Several Canadian playwrights walked home $25,000 richer Monday night (May 14).
It's a sight we might never see again. The Chalmers Awards as we know and love them have been discontinued.
"The era of high-priced ego awards is over," said arts patron Joan Chalmers at Monday's awards ceremony.
"Philanthropy must be both fluid and responsive, and above all it must be as creative as the artists we support," said Chalmers.
The new awards, to be named Chalmers Grants, will consist of smaller amounts and will go to a greater number of artists.
The details of how grant recipients will be chosen have yet to be worked out, but the Ontario Arts Council will continue to administer the awards, so the changes might not be radical after all.
Smiling playwrights Monday included: Florence Gibson (for Belle), Chris Earle (Radio :30), Michael Redhill (Building Jerusalem) and George F. Walker (Heaven).
Of the four, Earle's piece, about a radio pitch man whose life disintegrates during the taping of a seemingly innocuous ad, should age the best -- it's the perfect marriage of form and content. Redhill's fine work, easily the best millennium-themed play to emerge on a stage last year, relied as much on movement, music and Ross Manson's direction as on text.
Only Gibson's play -- about slavery in the American South -- disappoints. The dense script, lauded for its language, failed to hit emotional notes in its Factory Theatre premiere last year, and a couple of characters could have been excised. Obviously, Yanna McIntosh and Nigel Shaun Williams's fine performances helped gloss over any problems with the writing.
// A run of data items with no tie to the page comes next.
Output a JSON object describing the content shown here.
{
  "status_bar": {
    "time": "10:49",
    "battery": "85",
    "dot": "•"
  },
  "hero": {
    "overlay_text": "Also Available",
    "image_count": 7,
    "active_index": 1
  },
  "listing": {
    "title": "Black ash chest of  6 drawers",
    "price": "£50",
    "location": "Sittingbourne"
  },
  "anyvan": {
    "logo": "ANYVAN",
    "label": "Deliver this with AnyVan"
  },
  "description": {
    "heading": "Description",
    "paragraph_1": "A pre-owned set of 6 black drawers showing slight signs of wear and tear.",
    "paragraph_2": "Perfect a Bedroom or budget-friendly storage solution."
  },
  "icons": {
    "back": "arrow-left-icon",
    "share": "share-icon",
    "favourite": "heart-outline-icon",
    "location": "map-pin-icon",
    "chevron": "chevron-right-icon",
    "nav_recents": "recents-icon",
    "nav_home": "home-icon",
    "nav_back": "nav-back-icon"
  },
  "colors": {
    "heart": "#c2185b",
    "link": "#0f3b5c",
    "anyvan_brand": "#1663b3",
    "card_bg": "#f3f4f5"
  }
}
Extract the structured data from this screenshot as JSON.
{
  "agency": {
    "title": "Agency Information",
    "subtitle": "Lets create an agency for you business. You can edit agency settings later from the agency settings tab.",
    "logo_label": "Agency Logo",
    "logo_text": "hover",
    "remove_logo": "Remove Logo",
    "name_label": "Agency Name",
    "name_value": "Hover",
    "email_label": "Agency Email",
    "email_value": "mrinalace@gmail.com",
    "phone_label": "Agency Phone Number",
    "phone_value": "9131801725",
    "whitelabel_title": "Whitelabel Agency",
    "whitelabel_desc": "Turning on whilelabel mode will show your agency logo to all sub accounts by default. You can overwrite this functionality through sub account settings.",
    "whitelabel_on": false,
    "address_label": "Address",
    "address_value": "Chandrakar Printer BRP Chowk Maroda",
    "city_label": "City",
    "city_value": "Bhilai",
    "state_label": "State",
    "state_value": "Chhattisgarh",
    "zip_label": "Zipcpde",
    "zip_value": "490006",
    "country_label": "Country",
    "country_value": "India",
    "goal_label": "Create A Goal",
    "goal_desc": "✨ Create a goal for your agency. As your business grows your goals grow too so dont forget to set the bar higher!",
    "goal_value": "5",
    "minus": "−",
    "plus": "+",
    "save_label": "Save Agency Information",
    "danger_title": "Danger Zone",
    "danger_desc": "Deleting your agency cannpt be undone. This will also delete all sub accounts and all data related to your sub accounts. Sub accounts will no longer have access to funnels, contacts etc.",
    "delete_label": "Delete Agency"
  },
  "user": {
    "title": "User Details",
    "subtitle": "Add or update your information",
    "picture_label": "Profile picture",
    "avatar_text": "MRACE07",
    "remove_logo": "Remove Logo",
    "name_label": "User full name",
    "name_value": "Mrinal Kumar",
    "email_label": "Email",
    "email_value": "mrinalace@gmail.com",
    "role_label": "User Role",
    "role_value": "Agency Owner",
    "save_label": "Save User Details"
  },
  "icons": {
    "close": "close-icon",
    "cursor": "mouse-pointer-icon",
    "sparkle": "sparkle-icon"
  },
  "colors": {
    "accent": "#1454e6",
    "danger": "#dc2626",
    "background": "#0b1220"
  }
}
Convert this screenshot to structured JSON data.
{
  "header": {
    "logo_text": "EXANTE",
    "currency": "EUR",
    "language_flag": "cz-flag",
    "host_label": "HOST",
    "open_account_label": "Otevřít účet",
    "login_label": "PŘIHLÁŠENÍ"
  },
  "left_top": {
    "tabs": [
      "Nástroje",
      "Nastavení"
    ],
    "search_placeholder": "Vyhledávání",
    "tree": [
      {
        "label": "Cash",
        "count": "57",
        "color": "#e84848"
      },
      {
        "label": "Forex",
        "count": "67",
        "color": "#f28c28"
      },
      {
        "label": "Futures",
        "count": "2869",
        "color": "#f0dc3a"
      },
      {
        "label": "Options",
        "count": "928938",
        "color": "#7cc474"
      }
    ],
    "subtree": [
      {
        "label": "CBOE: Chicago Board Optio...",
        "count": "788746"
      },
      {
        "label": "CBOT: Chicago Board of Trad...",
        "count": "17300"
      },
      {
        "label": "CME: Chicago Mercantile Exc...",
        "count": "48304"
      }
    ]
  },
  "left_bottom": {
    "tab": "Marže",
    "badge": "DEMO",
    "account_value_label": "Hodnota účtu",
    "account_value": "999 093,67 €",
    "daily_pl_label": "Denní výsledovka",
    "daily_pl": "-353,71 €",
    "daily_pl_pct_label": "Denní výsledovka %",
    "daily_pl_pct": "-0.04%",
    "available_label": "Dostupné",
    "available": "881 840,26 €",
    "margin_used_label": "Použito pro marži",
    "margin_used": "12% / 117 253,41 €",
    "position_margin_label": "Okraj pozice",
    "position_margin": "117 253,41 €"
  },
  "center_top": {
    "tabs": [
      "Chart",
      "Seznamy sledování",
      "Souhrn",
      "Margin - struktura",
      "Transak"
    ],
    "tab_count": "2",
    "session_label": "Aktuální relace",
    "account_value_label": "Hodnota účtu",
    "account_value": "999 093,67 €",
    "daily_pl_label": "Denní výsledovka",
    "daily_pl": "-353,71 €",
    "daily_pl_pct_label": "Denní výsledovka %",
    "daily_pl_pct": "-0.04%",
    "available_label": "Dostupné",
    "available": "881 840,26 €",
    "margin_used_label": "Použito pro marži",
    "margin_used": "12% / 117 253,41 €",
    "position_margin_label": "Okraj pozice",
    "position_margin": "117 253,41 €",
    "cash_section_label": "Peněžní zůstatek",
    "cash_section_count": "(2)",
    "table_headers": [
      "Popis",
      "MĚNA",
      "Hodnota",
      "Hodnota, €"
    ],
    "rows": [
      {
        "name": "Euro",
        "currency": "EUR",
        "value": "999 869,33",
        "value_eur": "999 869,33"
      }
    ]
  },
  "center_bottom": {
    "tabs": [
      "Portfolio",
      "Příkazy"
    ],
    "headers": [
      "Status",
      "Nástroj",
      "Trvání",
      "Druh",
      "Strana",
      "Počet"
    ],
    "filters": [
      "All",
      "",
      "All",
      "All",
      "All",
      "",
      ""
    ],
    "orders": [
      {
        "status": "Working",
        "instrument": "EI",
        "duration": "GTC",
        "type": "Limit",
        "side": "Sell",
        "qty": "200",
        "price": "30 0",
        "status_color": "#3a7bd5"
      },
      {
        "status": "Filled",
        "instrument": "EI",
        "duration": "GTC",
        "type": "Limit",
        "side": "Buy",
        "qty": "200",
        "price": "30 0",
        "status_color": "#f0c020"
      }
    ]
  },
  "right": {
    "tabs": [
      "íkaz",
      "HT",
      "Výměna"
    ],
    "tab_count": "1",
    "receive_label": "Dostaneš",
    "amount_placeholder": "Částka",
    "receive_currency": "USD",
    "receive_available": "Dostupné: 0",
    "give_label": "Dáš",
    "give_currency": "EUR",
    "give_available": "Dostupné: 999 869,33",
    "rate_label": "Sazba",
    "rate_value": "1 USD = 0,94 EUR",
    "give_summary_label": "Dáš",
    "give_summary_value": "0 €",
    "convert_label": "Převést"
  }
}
Winning in the Theatre for Young Audiences category are Sean Reycraft (for Pop Song) and Richard Lacroix, André Laliberté and Richard Morin (The Star Keeper/Le Porteur).
Other stage artists who will be adding "Chalmers Award winner" to their C.V.s include Soulpepper's Albert Schultz (for artistic direction), La La La Human Steps' Edouard Lock (choreography) and Tapestry New Opera Works' Claire Hopkinson (arts administration).